Tradisi “Mendarahi Rumah” dan Doa Simbolik

Salah satu tradisi yang berkembang secara turun-temurun dari dulu hingga sekarang di daerah Minangkabau, Sumatera Barat adalah budaya “mendarahi rumah”. Biasanya tradisi ini dilakukan setelah pembangunan rumah sampai ke tahap penyelesaian akhir (finishing), yaitu pada saat tiang tuo (inti) dan kudo-kudo (kerangka) atap rumah selesai didirikan. Setelah itu, sang pemilik rumah menyembelih seekor ayam jago lalu darahnya diedarkan ke seluruh tiang-tiang dan kerangka atap rumah tersebut. Kemudian ayam tadi dimasak dan dimakan bersama-sama sambil memanjatkan doa-doa kebaikan agar rumah yang sedang dibangun diberi kenyamanan dan keberkahan oleh Allah Swt.
          
Selain itu, pada tiang tuo (inti) rumah, digantungkan beberapa jenis tumbuhan seperti tunas kelapa, pisang raja, buah pinang, dan juga daun sirih. Tumbuh-tumbuhan tersebut digantung selama beberapa hari dan baru akan diturunkan ketika pemasangan kerangka atap selesai semua atau pada saat tukang akan memasang atap rumah. Begitu juga pada saat rumah selesai dibangun, diadakan doa bersama dalam rangka syukuran atas karunia Allah kepada si pemilik rumah. Tidak jarang sebelum doa dibacakan oleh sang ustadz, tuan rumah membakar kemenyan terlebih dahulu. Kemudian setelah semua disiapkan, sang ustadz pun mulai berdoa sesuai dengan permintaan tuan rumah. Lalu acara diakhiri dengan makan bersama.
           
Ketika penulis membaca respon beberapa agamawan terkait tradisi tersebut, tidak sedikit di antara mereka yang menganggapnya sebagai sebuah tradisi yang menyalahi aturan agama. Mayoritas mereka mengklaim bahwa tradisi tersebut tidak ada dasarnya baik dari al-Qur’an maupun hadis-hadis Rasulullah Saw. Sehingga mereka bersikeras untuk melarang bahkan mencap para pelakunya sebagai golongan primitif yang bergulimang dosa kesyirikan dan tuduhan-tuduhan keji lainnya tanpa mau meneliti filosofi ataupun orientasi masyarakat dibalik pelaksanaan tradisi tersebut. Tulisan sederhana ini akan mencoba mengupas persoalan tersebut dari sudut pandang agama, khususnya al-Qur’an dan Hadis Nabi.
           
Namun sebelum merespon persoalan di atas, ada beberapa hal yang harus diketahui terlebih dahulu. Pertama, sudah menjadi kesepakatan di kalangan ulama mazhab, khususnya mazhab yang empat (meskipun dengan porsi yang berbeda-beda), menjadikan al-Qur’an, Sunah, Ijmak, dan Qiyas (dengan berbagai macam derivasinya) sebagai sumber hukum Islam. Sehingga apapun peristiwa dan kasus baru yang berkaitan dengan agama dan terjadi di berbagai belahan dunia bisa dijawab dengan salah satu piranti yang empat tersebut. Hal ini sesuai dengan spirit yang tertera dalam Surah al-Nisa ayat ke-59 dan wasiat Rasulullah kepada Muadz Ibn Jabal ketika mengutusnya untuk berdakwah ke negeri Yaman kala itu.

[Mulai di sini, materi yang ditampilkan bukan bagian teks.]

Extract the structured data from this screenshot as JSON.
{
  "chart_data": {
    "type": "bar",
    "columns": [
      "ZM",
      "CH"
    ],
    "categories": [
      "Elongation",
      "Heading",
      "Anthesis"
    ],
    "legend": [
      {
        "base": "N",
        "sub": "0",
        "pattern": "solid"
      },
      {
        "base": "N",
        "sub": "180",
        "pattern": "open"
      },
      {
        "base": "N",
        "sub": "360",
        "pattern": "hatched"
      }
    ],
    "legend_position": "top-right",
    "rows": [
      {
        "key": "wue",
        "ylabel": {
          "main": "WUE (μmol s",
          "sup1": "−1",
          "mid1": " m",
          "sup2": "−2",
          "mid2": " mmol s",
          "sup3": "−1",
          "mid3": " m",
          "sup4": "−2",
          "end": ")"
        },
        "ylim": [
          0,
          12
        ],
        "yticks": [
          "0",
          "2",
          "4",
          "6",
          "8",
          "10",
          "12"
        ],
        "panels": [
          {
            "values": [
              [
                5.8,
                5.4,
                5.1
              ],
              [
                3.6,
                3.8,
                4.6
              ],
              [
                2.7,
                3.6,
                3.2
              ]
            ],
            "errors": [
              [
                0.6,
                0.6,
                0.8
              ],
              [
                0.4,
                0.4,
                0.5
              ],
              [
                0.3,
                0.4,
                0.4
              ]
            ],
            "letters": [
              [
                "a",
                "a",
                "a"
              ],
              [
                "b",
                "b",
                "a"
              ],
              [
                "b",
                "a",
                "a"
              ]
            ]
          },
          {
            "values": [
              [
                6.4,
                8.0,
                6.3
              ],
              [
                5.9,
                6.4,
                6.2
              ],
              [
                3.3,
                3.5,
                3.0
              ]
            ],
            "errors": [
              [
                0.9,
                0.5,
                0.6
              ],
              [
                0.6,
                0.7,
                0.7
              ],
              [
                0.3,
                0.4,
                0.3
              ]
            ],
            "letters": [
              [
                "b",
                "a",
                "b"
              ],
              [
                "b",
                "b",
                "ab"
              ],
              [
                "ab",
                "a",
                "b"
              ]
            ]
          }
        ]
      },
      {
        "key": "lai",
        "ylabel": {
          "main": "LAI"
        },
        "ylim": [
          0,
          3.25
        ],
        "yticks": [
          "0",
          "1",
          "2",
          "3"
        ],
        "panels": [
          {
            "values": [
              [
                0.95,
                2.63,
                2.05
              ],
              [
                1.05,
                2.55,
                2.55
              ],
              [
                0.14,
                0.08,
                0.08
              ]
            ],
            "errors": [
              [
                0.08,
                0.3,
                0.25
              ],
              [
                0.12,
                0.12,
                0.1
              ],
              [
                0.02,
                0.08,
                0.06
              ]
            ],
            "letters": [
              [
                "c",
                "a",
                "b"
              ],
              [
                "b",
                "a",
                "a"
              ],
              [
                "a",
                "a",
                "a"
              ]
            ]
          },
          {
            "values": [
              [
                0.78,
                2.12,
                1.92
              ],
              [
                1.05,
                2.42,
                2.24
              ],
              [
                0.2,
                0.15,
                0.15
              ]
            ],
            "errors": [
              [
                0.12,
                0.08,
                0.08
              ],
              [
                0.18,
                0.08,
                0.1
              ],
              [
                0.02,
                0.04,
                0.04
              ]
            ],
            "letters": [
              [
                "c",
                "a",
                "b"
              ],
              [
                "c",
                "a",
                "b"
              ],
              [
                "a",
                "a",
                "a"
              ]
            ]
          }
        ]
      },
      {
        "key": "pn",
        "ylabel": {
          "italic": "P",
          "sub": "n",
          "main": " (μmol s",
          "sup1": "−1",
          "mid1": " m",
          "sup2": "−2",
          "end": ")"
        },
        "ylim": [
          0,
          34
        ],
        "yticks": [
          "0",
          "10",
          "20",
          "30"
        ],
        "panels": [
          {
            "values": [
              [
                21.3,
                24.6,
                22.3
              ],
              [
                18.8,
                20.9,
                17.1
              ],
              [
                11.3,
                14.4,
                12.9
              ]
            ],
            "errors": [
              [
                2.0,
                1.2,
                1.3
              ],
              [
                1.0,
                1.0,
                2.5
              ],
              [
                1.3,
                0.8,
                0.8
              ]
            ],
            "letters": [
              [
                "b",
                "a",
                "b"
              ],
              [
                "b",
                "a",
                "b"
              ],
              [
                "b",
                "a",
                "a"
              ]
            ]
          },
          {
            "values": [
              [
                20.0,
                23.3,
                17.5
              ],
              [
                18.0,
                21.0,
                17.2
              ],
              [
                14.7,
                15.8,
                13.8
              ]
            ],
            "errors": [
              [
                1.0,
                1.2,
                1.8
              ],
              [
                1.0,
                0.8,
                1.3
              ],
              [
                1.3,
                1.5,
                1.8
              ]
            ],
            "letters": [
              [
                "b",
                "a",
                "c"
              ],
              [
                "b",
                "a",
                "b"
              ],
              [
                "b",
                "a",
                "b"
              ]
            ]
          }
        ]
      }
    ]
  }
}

Kedua, Islam merupakan agama universal yang diturunkan Allah Swt kepada semua umat manusia sebagai pedoman dan spirit kehidupan di manapun mereka berada. Islam tidak hanya identik dengan satu tradisi semata, yaitu tradisi Arab misalnya yang menjadi batu loncatan awal perkembangannya. Akan tetapi Islam juga bergumul dan berinteraksi dengan setiap tradisi apapun di mana ajarannya dikembangkan, tidak terkecuali dengan Indonesia pada umumnya ataupun Ranah Minang pada khususnya. Sehingga menilai benar atau salahnya sebuah tradisi dengan menggunakan sudut pandang Arab an sich serta menilai bahwa setiap yang datang dari Arab adalah satu-satunya ajaran Islam merupakan sebuah kekeliruan (kalau tidak akan dibilang kesesatan) dalam berpikir.

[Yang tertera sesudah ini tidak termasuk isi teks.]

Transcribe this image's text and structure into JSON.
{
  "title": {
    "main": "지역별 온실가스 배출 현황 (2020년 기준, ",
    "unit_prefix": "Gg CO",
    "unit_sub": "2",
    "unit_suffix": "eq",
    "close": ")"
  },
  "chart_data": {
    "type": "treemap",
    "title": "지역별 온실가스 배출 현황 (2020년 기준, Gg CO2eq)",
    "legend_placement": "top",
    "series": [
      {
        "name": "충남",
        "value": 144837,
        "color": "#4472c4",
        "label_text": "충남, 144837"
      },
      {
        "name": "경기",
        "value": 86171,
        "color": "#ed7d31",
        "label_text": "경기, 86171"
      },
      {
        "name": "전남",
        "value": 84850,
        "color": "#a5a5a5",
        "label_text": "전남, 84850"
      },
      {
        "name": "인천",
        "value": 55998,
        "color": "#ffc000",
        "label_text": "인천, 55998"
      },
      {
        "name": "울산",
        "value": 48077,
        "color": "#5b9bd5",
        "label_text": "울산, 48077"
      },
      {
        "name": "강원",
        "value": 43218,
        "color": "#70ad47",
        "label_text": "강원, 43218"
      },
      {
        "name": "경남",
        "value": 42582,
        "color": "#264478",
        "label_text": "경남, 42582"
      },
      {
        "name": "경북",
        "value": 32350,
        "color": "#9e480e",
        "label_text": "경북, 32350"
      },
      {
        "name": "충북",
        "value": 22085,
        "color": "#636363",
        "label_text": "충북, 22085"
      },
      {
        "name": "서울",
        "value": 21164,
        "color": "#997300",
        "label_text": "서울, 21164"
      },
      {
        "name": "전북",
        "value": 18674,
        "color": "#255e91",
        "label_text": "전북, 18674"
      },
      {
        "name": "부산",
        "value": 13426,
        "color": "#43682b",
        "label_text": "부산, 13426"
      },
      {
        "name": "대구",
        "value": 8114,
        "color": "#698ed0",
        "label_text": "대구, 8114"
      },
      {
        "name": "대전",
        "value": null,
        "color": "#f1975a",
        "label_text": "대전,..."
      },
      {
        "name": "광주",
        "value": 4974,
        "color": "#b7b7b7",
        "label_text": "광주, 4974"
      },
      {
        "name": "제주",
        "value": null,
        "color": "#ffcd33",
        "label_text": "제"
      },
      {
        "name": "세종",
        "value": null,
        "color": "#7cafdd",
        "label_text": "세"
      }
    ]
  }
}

Ketiga, permasalahan di atas pada dasarnya berkaitan dengan tradisi dan adat istiadat yang berlaku di daerah Minang. Sehingga sebagai kaum agamawan, kita tidak boleh menilainya hanya dengan melihat sisi luarnya saja tanpa meneliti filosofi dan makna yang terkandung dibalik tradisi tersebut. Berdasarkan penelitian kecil-kecilan yang penulis lakukan kepada beberapa orang responden di daerah menyebutkan bahwa tradisi mendarahi rumah dengan darah ayam jago tersebut hanya sebatas tafaulan (harapan/doa/sikap optimis) semata-mata yang dimohonkan kepada Allah Swt. Yaitu harapan supaya rumah dan semua tiang-tiangnya kokoh dan kuat sebagaimana kokoh dan kuatnya ayam jago tersebut.

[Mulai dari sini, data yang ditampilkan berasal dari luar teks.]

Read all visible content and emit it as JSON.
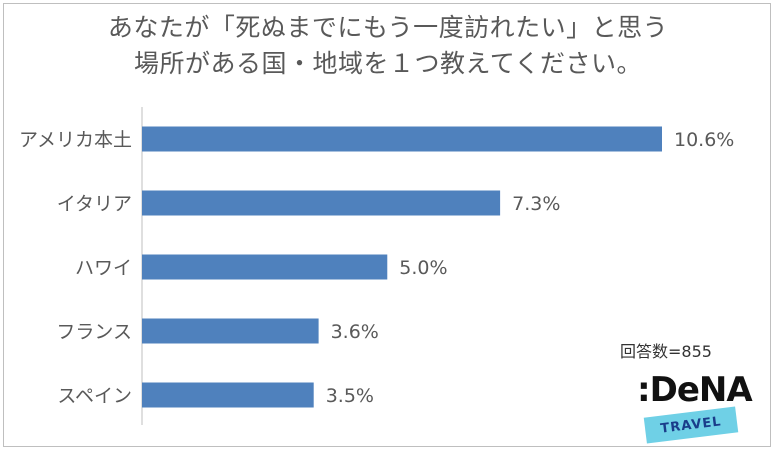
{
  "title_lines": [
    "あなたが「死ぬまでにもう一度訪れたい」と思う",
    "場所がある国・地域を１つ教えてください。"
  ],
  "respondents_label": "回答数=855",
  "logo": {
    "wordmark": ":DeNA",
    "tagline": "TRAVEL"
  },
  "colors": {
    "bar": "#4f81bd",
    "text": "#595959",
    "axis": "#bfbfbf"
  },
  "chart_data": {
    "type": "bar",
    "orientation": "horizontal",
    "title": "あなたが「死ぬまでにもう一度訪れたい」と思う場所がある国・地域を１つ教えてください。",
    "categories": [
      "アメリカ本土",
      "イタリア",
      "ハワイ",
      "フランス",
      "スペイン"
    ],
    "values": [
      10.6,
      7.3,
      5.0,
      3.6,
      3.5
    ],
    "value_labels": [
      "10.6%",
      "7.3%",
      "5.0%",
      "3.6%",
      "3.5%"
    ],
    "unit": "%",
    "xlim": [
      0,
      11
    ],
    "grid": false,
    "legend": "none"
  }
}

Begitu juga dengan filosofi penggantungan tumbuh-tumbuhan seperti tunas kelapa, pisang raja, buah pinang dan sirih di atas tiang rumah tersebut adalah ibarat sebuah harapan dan doa kepada Allah agar kehidupan orang yang berada di dalam rumah tersebut tumbuh, berkembang, dan unggul sebagaimana tumbuh dan berkembangnya tumbuh-tumbuhan tersebut yang notabenenya mengandung banyak manfaat untuk manusia. Kelapa misalnya merupakan pohon yang hampir setiap bagiannya mempunyai manfaat, baik daun, buah, santan, maupun batangnya. Sehingga hal tersebut menjadi doa simbolik agar semua penghuni rumah, baik tingkah laku maupun aktifitasnya bermanfaat untuk orang lain.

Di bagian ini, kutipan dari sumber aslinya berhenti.